As usinas poderão utilizar, com lavouras próprias, até 50% (cinqüenta por cento) dos aumentos de cotas que lhes venham a ser concedidos com base no presente Decreto- lei, destinando a parte restante a fornecedores, lavradores ou colônos, de acôrdo com o plano que for apresentado pela usina e aprovado pelo Instituto do Açúcar e do Álcool. (sic)

No mesmo artigo em parágrafo único:

Reconhecida pelo Instituto do Açúcar e do Álcool a falta de capacidade de produção dos fornecedores das usinas já existentes para a utilização das cotas de fornecimento, na percentagem estabelecida neste artigo, serão estas atribuídas às usinas, para aproveitamento com lavouras próprias.
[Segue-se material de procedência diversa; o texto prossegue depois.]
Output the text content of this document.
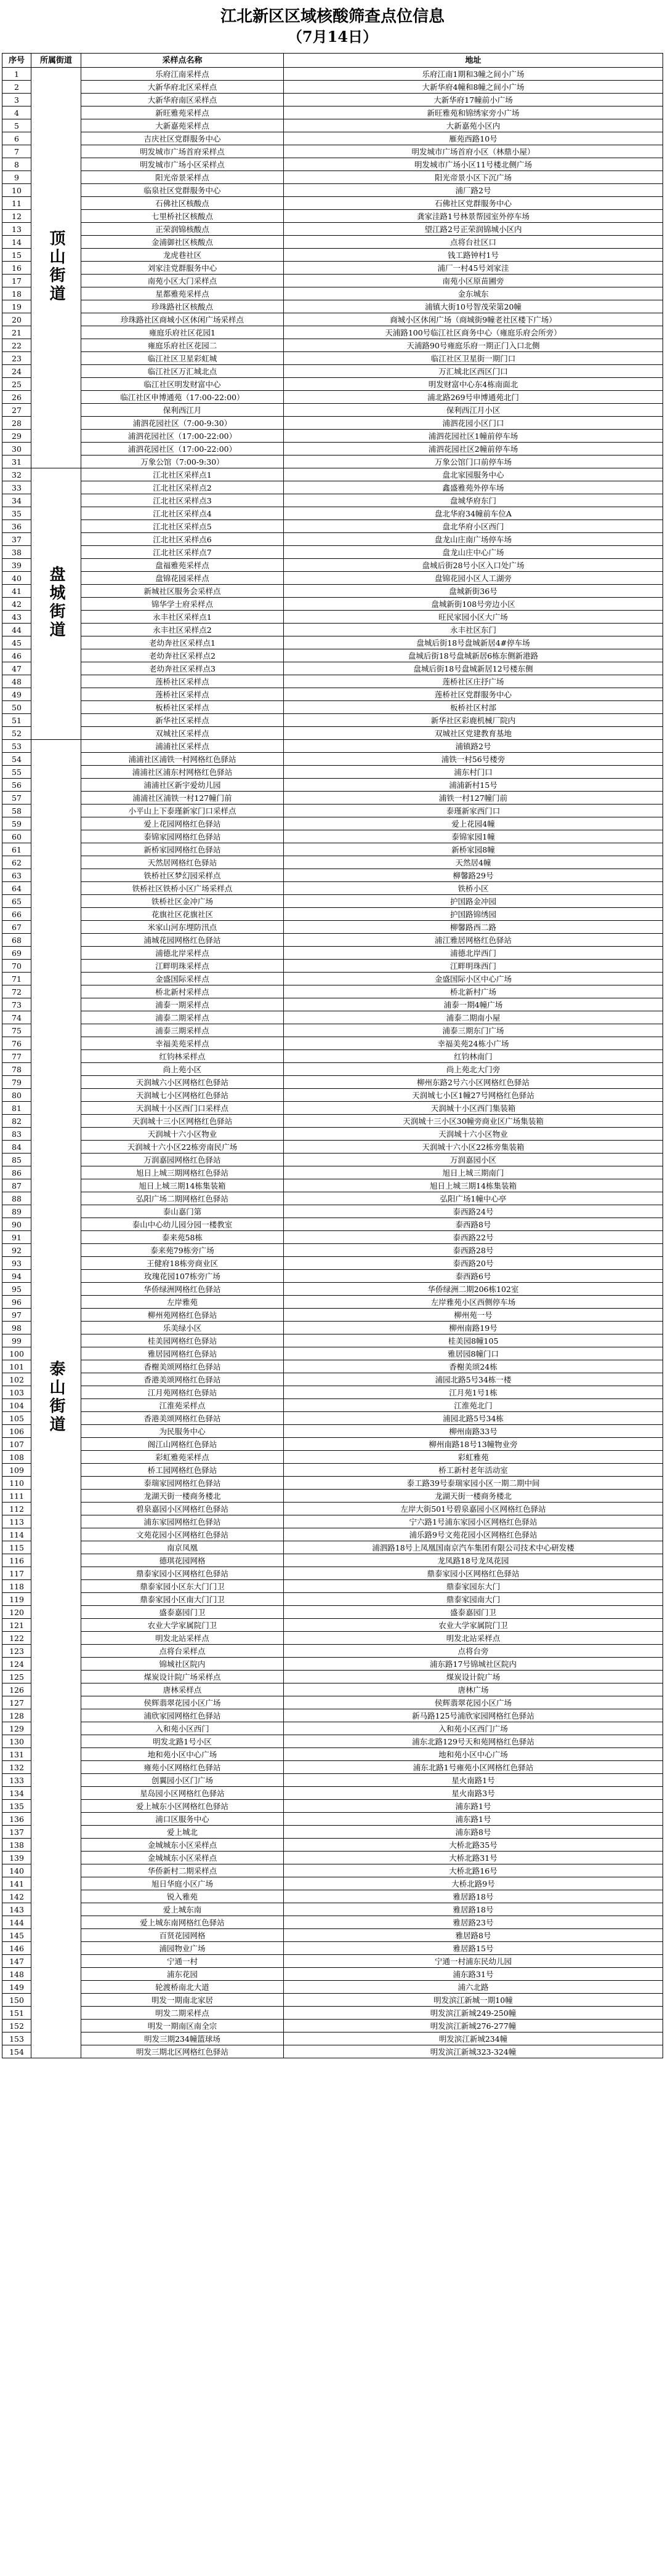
江北新区区域核酸筛查点位信息
（7月14日）
序号	所属街道	采样点名称	地址
1	顶山街道	乐府江南采样点	乐府江南1期和3幢之间小广场
2		大新华府北区采样点	大新华府4幢和8幢之间小广场
3		大新华府南区采样点	大新华府17幢前小广场
4		新旺雅苑采样点	新旺雅苑和锦绣家旁小广场
5		大新嘉苑采样点	大新嘉苑小区内
6		吉庆社区党群服务中心	雁苑西路10号
7		明发城市广场首府采样点	明发城市广场首府小区（林鼎小屋）
8		明发城市广场小区采样点	明发城市广场小区11号楼北侧广场
9		阳光帝景采样点	阳光帝景小区下沉广场
10		临泉社区党群服务中心	浦厂路2号
11		石佛社区核酸点	石佛社区党群服务中心
12		七里桥社区核酸点	龚家洼路1号林景帮园室外停车场
13		正荣润锦核酸点	望江路2号正荣润锦城小区内
14		金浦御社区核酸点	点将台社区口
15		龙虎巷社区	钱工路钟村1号
16		刘家洼党群服务中心	浦厂一村45号刘家洼
17		南苑小区大门采样点	南苑小区原苗圃旁
18		星都雅苑采样点	金东城东
19		珍珠路社区核酸点	浦镇大街10号智茂荣第20幢
20		珍珠路社区商城小区休闲广场采样点	商城小区休闲广场（商城街9幢老社区楼下广场）
21		雍庭乐府社区花园1	天浦路100号临江社区商务中心（雍庭乐府会所旁）
22		雍庭乐府社区花园二	天浦路90号雍庭乐府一期正门入口北侧
23		临江社区卫星彩虹城	临江社区卫星街一期门口
24		临江社区万汇城北点	万汇城北区西区门口
25		临江社区明发财富中心	明发财富中心东4栋南面北
26		临江社区申博通苑（17:00-22:00）	浦北路269号申博通苑北门
27		保利西江月	保利西江月小区
28		浦泗花园社区（7:00-9:30）	浦泗花园小区门口
29		浦泗花园社区（17:00-22:00）	浦泗花园社区1幢前停车场
30		浦泗花园社区（17:00-22:00）	浦泗花园社区2幢前停车场
31		万象公馆（7:00-9:30）	万象公馆门口前停车场
32	盘城街道	江北社区采样点1	盘北家园服务中心
33		江北社区采样点2	鑫盛雅苑外停车场
34		江北社区采样点3	盘城华府东门
35		江北社区采样点4	盘北华府34幢前车位A
36		江北社区采样点5	盘北华府小区西门
37		江北社区采样点6	盘龙山庄南广场停车场
38		江北社区采样点7	盘龙山庄中心广场
39		盘福雅苑采样点	盘城后街28号小区入口处广场
40		盘锦花园采样点	盘锦花园小区人工湖旁
41		新城社区服务会采样点	盘城新街36号
42		锦华学士府采样点	盘城新街108号旁边小区
43		永丰社区采样点1	旺民家园小区大广场
44		永丰社区采样点2	永丰社区东门
45		老幼奔社区采样点1	盘城后街18号盘城新居4#停车场
46		老幼奔社区采样点2	盘城后街18号盘城新居6栋东侧新港路
47		老幼奔社区采样点3	盘城后街18号盘城新居12号楼东侧
48		莲桥社区采样点	莲桥社区庄抒广场
49		莲桥社区采样点	莲桥社区党群服务中心
50		板桥社区采样点	板桥社区村部
51		新华社区采样点	新华社区彩鹿机械厂院内
52		双城社区采样点	双城社区党建教育基地
53	泰山街道	浦浦社区采样点	浦镇路2号
54		浦浦社区浦铁一村网格红色驿站	浦铁一村56号楼旁
55		浦浦社区浦东村网格红色驿站	浦东村门口
56		浦浦社区新宇爱幼儿园	浦浦新村15号
57		浦浦社区浦铁一村127幢门前	浦铁一村127幢门前
58		小平山上下泰瑾新家门口采样点	泰瑾新家西门口
59		爱上花园网格红色驿站	爱上花园4幢
60		泰锦家园网格红色驿站	泰锦家园1幢
61		新桥家园网格红色驿站	新桥家园8幢
62		天然居网格红色驿站	天然居4幢
63		铁桥社区梦幻园采样点	柳馨路29号
64		铁桥社区铁桥小区广场采样点	铁桥小区
65		铁桥社区金冲广场	护国路金冲园
66		花旗社区花旗社区	护国路锦绣园
67		米家山河东埋防汛点	柳馨路西二路
68		浦城花园网格红色驿站	浦江雅居网格红色驿站
69		浦德北岸采样点	浦德北岸西门
70		江畔明珠采样点	江畔明珠西门
71		金盛国际采样点	金盛国际小区中心广场
72		桥北新村采样点	桥北新村广场
73		浦泰一期采样点	浦泰一期4幢广场
74		浦泰二期采样点	浦泰二期南小屋
75		浦泰三期采样点	浦泰三期东门广场
76		幸福美苑采样点	幸福美苑24栋小广场
77		红钧林采样点	红钧林南门
78		尚上苑小区	尚上苑北大门旁
79		天润城六小区网格红色驿站	柳州东路2号六小区网格红色驿站
80		天润城七小区网格红色驿站	天润城七小区1幢27号网格红色驿站
81		天润城十小区西门口采样点	天润城十小区西门集装箱
82		天润城十三小区网格红色驿站	天润城十三小区30幢旁商业区广场集装箱
83		天润城十六小区物业	天润城十六小区物业
84		天润城十六小区22栋旁南民广场	天润城十六小区22栋旁集装箱
85		万润嘉园网格红色驿站	万润嘉园小区
86		旭日上城三期网格红色驿站	旭日上城三期南门
87		旭日上城三期14栋集装箱	旭日上城三期14栋集装箱
88		弘阳广场二期网格红色驿站	弘阳广场1幢中心亭
89		泰山嘉门第	泰西路24号
90		泰山中心幼儿园分园一楼教室	泰西路8号
91		泰来苑58栋	泰西路22号
92		泰来苑79栋旁广场	泰西路28号
93		王健府18栋旁商业区	泰西路20号
94		玫瑰花园107栋旁广场	泰西路6号
95		华侨绿洲网格红色驿站	华侨绿洲二期206栋102室
96		左岸雅苑	左岸雅苑小区西侧停车场
97		柳州苑网格红色驿站	柳州苑一号
98		乐美绿小区	柳州南路19号
99		桂美园网格红色驿站	桂美园8幢105
100		雅居园网格红色驿站	雅居园8幢门口
101		香榭美颂网格红色驿站	香榭美颂24栋
102		香港美颂网格红色驿站	浦园北路5号34栋一楼
103		江月苑网格红色驿站	江月苑1号1栋
104		江淮苑采样点	江淮苑北门
105		香港美颂网格红色驿站	浦园北路5号34栋
106		为民服务中心	柳州南路33号
107		阁江山网格红色驿站	柳州南路18号13幢物业旁
108		彩虹雅苑采样点	彩虹雅苑
109		桥工园网格红色驿站	桥工新村老年活动室
110		泰瑞家园网格红色驿站	泰工路39号泰瑞家园小区一期二期中间
111		龙湖天街一楼商务楼北	龙湖天街一楼商务楼北
112		碧泉嘉园小区网格红色驿站	左岸大街501号碧泉嘉园小区网格红色驿站
113		浦东家园网格红色驿站	宁六路1号浦东家园小区网格红色驿站
114		文苑花园小区网格红色驿站	浦乐路9号文苑花园小区网格红色驿站
115		南京凤凰	浦泗路18号上凤凰国南京汽车集团有限公司技术中心研发楼
116		德琪花园网格	龙凤路18号龙凤花园
117		鼎泰家园小区网格红色驿站	鼎泰家园小区网格红色驿站
118		鼎泰家园小区东大门门卫	鼎泰家园东大门
119		鼎泰家园小区南大门门卫	鼎泰家园南大门
120		盛泰嘉园门卫	盛泰嘉园门卫
121		农业大学家属院门卫	农业大学家属院门卫
122		明发北站采样点	明发北站采样点
123		点将台采样点	点将台旁
124		锦城社区院内	浦东路17号锦城社区院内
125		煤炭设计院广场采样点	煤炭设计院广场
126		唐林采样点	唐林广场
127		侯辉翡翠花园小区广场	侯辉翡翠花园小区广场
128		浦欣家园网格红色驿站	新马路125号浦欣家园网格红色驿站
129		入和苑小区西门	入和苑小区西门广场
130		明发北路1号小区	浦东北路129号天和苑网格红色驿站
131		地和苑小区中心广场	地和苑小区中心广场
132		雍苑小区网格红色驿站	浦东北路1号雍苑小区网格红色驿站
133		创翼园小区门广场	星火南路1号
134		星岛园小区网格红色驿站	星火南路3号
135		爱上城东小区网格红色驿站	浦东路1号
136		浦口区服务中心	浦东路1号
137		爱上城北	浦东路8号
138		金城城东小区采样点	大桥北路35号
139		金城城东小区采样点	大桥北路31号
140		华侨新村二期采样点	大桥北路16号
141		旭日华庭小区广场	大桥北路9号
142		锐入雅苑	雅居路18号
143		爱上城东南	雅居路18号
144		爱上城东南网格红色驿站	雅居路23号
145		百贤花园网格	雅居路8号
146		浦园物业广场	雅居路15号
147		宁通一村	宁通一村浦东民幼儿园
148		浦东花园	浦东路31号
149		轮渡桥南北大道	浦六北路
150		明发一期南北家居	明发滨江新城一期10幢
151		明发二期采样点	明发滨江新城249-250幢
152		明发一期南区南全宗	明发滨江新城276-277幢
153		明发三期234幢篮球场	明发滨江新城234幢
154		明发三期北区网格红色驿站	明发滨江新城323-324幢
Para Ramos (1999), essas medidas flexibilizavam a expansão paulista, além de tornar possível, para as usinas já existentes, aumentar a produção própria de cana-de-açúcar, o que era feito pelo reconhecimento do IAA de que os fornecedores não tinham capacidade suficiente de produção. Para o autor as determinações legais permitem entender o processo de integração da lavoura canavieira à indústria.

Mais tarde, na década de 60, esse percentual foi alterado e, dados os aumentos de quotas das usinas, a participação dos fornecedores não deveria ser inferior a 60% desses aumentos, mas ainda considerava a questão da incapacidade de abastecimento pelos fornecedores permitir o abastecimento por cana própria. Essa alteração na legislação permitiria, segundo Ramos (1999), manter distribuindo os benefícios da expansão da agroindústria canavieira aos fornecedores que já se encontravam inseridos no complexo. O estatuto e toda legislação vigente na época permitiram o aumento da participação do fornecimento de cana tanto em São Paulo, quanto em Pernambuco.

Apesar da participação dos fornecedores no abastecimento de cana, Ramos (1999, p. 145) afirma que:

A grande participação da “cana de usina” no total de cana produzido em São Paulo, aliada à expansão da área, [...], demonstra claramente o processo de ocupação do território paulista pelo complexo produtor de cana/açúcar e álcool, que apenas se intensificou a partir da década de 1940, porque já vinha ocorrendo a muito mais tempo. A legislação do IAA não conseguiu deter esse processo. Na verdade, potencializou-o [...].

O autor procurou demonstrar que a formação do complexo sucroalcooleiro se deu pela integração das atividades agrícolas e industrial em uma mesma propriedade, apesar das iniciativas de separá-las, e, que, assim, o processo de especialização da produção agrícola ou industrial jamais chegou a existir na agroindústria canavieira no Brasil.